Vonnegut, for instance, may have thought his efforts against the Vietnam War were like dropping a custard pie. But I read his books in high school, and they shaped my worldview, and I started this magazine in part because of him. And people read this magazine, and a few of them become activists because of things they’ve read in it, and they go on to make small changes, and those small changes (hopefully) add up. Or look at the vast right-wing propaganda apparatus? Do we really think this is ineffective? The right doesn’t just go around lopping off limbs with swords. They use techniques of persuasion. They use arguments. They’re bad arguments. But they are often very skillfully conveyed, and I think that in their heyday, Jordan Peterson and Ben Shapiro were quite effective at recruiting young men to the right through the things they said and the way they said them. William F. Buckley’s National Review was instrumental in reviving the American right, and he’d founded it in part because he saw important left-wing and liberal magazines had been in crafting the intellectual underpinnings of the New Deal. I also think it is worth refuting such men, because I have talked to many readers who have found our essays exposing their muddled thinking and cruelty to be helpful in coming to see the world differently.

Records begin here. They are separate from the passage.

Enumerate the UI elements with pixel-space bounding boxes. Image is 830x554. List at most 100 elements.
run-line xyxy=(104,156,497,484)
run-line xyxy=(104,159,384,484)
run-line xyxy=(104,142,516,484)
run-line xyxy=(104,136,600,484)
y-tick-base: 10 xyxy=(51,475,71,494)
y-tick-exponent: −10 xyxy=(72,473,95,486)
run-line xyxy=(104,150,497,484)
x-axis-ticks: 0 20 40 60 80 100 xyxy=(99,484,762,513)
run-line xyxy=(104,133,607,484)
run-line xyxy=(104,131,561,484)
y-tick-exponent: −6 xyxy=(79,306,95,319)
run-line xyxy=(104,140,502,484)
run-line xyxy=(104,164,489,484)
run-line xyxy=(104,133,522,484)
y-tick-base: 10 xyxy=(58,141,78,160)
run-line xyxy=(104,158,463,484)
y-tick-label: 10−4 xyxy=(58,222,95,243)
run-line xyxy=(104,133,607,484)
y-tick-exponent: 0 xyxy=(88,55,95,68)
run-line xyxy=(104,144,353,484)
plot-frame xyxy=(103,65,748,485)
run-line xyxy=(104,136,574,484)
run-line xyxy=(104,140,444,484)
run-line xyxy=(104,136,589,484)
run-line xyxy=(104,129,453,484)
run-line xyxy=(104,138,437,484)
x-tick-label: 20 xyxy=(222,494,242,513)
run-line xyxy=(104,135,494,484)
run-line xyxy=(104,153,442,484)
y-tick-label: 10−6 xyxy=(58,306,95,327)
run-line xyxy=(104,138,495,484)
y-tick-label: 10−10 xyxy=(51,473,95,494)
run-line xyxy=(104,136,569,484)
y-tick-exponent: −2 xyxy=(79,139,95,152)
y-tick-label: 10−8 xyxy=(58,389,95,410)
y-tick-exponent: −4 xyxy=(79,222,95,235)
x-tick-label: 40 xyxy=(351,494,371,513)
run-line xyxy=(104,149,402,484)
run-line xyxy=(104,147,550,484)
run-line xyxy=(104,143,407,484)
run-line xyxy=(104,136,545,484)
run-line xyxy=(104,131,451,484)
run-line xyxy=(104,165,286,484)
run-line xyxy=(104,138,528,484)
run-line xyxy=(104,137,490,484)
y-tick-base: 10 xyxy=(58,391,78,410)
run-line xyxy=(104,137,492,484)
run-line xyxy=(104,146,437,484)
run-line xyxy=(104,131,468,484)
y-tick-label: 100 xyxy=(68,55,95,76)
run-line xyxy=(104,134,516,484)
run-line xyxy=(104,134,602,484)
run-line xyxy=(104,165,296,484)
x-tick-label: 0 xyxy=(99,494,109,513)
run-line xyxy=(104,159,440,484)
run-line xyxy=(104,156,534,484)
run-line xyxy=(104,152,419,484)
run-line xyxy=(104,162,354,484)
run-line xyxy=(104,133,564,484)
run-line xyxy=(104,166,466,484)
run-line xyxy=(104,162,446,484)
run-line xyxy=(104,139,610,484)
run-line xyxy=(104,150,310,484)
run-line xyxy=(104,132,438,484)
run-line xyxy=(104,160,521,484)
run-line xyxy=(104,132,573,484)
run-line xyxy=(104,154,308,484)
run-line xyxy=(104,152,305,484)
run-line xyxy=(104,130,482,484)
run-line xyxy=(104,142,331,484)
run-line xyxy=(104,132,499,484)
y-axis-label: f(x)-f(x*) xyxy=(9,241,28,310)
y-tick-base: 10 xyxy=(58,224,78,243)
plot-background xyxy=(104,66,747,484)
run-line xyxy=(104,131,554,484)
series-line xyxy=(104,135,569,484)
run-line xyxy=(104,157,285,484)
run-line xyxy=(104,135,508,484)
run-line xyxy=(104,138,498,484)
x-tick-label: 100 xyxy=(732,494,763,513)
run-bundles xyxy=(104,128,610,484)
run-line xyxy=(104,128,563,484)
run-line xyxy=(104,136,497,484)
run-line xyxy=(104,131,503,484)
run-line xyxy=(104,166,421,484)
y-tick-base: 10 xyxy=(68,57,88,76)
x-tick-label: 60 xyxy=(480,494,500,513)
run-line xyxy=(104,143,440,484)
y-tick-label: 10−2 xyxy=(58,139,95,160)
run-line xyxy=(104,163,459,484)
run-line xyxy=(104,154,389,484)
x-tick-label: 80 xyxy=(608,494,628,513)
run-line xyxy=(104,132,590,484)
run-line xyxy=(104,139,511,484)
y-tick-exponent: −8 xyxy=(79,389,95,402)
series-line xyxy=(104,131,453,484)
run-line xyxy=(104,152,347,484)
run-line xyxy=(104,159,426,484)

So, all right, I don’t end up thinking that writing is useless and the sword wins every time. I do think, however, that if you don’t pay attention to power, you’re probably going to lose. Not all power is delivered through violence. If students at a school go on strike and refuse to keep paying their tuition until their demands are met, they are exercising power nonviolently. But they’re not trying to persuade. They’re not trying to tell the school administrators to change their minds, they’re telling them to change their behavior, and they’re using a threat (a nonviolent threat) in order to induce that change. Persuasion is real, and we should think about opportunities to persuade. But sometimes you just have to beat the other side. Mamdani did not try to persuade Andrew Cuomo that he is a horrible person who should leave politics behind and go enjoy his retirement and life off his ill-gotten book royalties. But his supporters did try to persuade people who liked Cuomo that they shouldn’t, and enough of them succeeded that it shifted an election.
The pen struggles against the sword, because it is not mightier, it is weaker, and it has to be used very skilfully if it’s going to defeat the superior force of arms. But since the other side has the swords, and we’re stuck here with our Expo markers, we have no choice but to think creatively about how these pitiful weapons can be made lethally effective.